Whereas I think that consciousness is reducible to a process of life which can be mathematically modeled.

Now we are touching on one of the reasons I believe in any of this spiritual stuff, because I cannot believe that reality is reducible to mathematics, but as a physicist I know the measurable universe is very much reducible to mathematics apart from any particular conception of mathematics by intelligent species residing therein. This is established by the unmatched success of mathematics in predicting and uncovering new things about the measurable universe. Apart from our mathematical conceptions there are still the irrefutable way in which things are governed by fixed rules that care nothing for what we may want or believe.

OH, ALL OF THEM! Definitely!
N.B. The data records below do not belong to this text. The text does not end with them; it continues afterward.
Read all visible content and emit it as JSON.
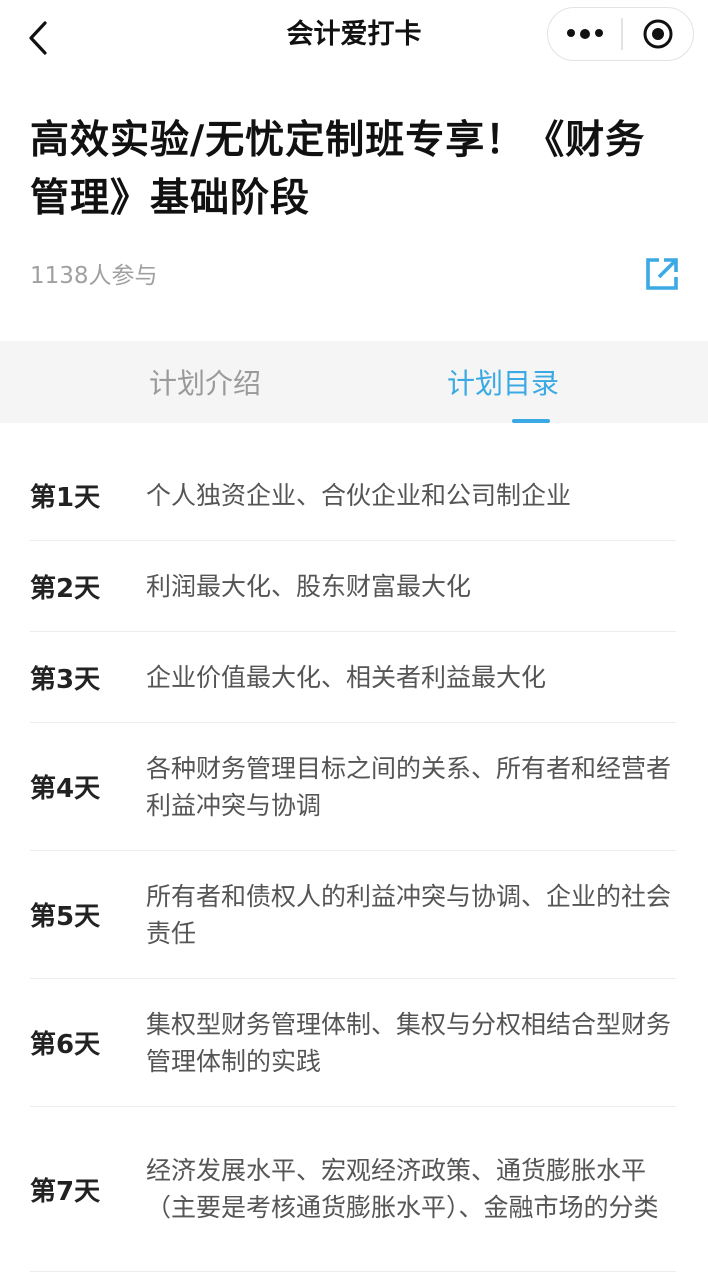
{
  "nav": {
    "title": "会计爱打卡",
    "back_icon": "chevron-left-icon",
    "more_icon": "more-dots-icon",
    "close_icon": "target-close-icon"
  },
  "plan": {
    "title": "高效实验/无忧定制班专享！《财务管理》基础阶段",
    "participants": "1138人参与",
    "share_icon": "share-external-icon"
  },
  "tabs": [
    {
      "label": "计划介绍",
      "active": false
    },
    {
      "label": "计划目录",
      "active": true
    }
  ],
  "catalog": [
    {
      "day": "第1天",
      "content": "个人独资企业、合伙企业和公司制企业"
    },
    {
      "day": "第2天",
      "content": "利润最大化、股东财富最大化"
    },
    {
      "day": "第3天",
      "content": "企业价值最大化、相关者利益最大化"
    },
    {
      "day": "第4天",
      "content": "各种财务管理目标之间的关系、所有者和经营者利益冲突与协调"
    },
    {
      "day": "第5天",
      "content": "所有者和债权人的利益冲突与协调、企业的社会责任"
    },
    {
      "day": "第6天",
      "content": "集权型财务管理体制、集权与分权相结合型财务管理体制的实践"
    },
    {
      "day": "第7天",
      "content": "经济发展水平、宏观经济政策、通货膨胀水平（主要是考核通货膨胀水平）、金融市场的分类"
    }
  ],
  "colors": {
    "accent": "#3aa9e4",
    "tab_bg": "#f5f5f5",
    "muted": "#a0a0a0"
  }
}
I include even those choices from before the existence of our nervous system involved in deciding our physical appearance. I simply accept the fact that MANY of our choices are not conscious deliberative ones, and I don’t see why that would make them any less ours. From a certain perspective you might think some of our free will is just a matter of owning those things which are not determined by pre-existing conditions. But I think we only loose if we refuse to own them – making ourselves into a vague and formless shadow. I don’t think it pays to make too much of the conscious-deliberative part of our experience.

But I like the way you put this difficulty, because I think it explains a lot in what I have seen in the thinking of many people.

Interesting… Perhaps part of the explanation for the above differences in our thinking come from my being a physicist and equating the physical universe with the mathematical and the measurable, where you are perhaps using the word “cosmos” to describe an extension of reality beyond the understanding by us physicist and possibly including in some sense some of what I call the spiritual.

As you can see I made connections between your comment and very different things I said. So perhaps it is best that I explain my comment more. I think one problem here may be your attempt to restrict my meaning to your own context which still seeks to embrace some sort of naturalism. Whereas I am speaking completely of something beyond our life experiences to a time afterwards when our existence is based only upon our own choices alone. This was in response to your request, after all, that we explain our understanding of what comes next. The problem is if we are confined to our choices in life alone, then how can we have a continued experience of life which requires new experiences. So the point is that in order to have a continued experience of life we must have forged a connection with others by which we can continue to experience new things. There is no eternal life to be found in isolation.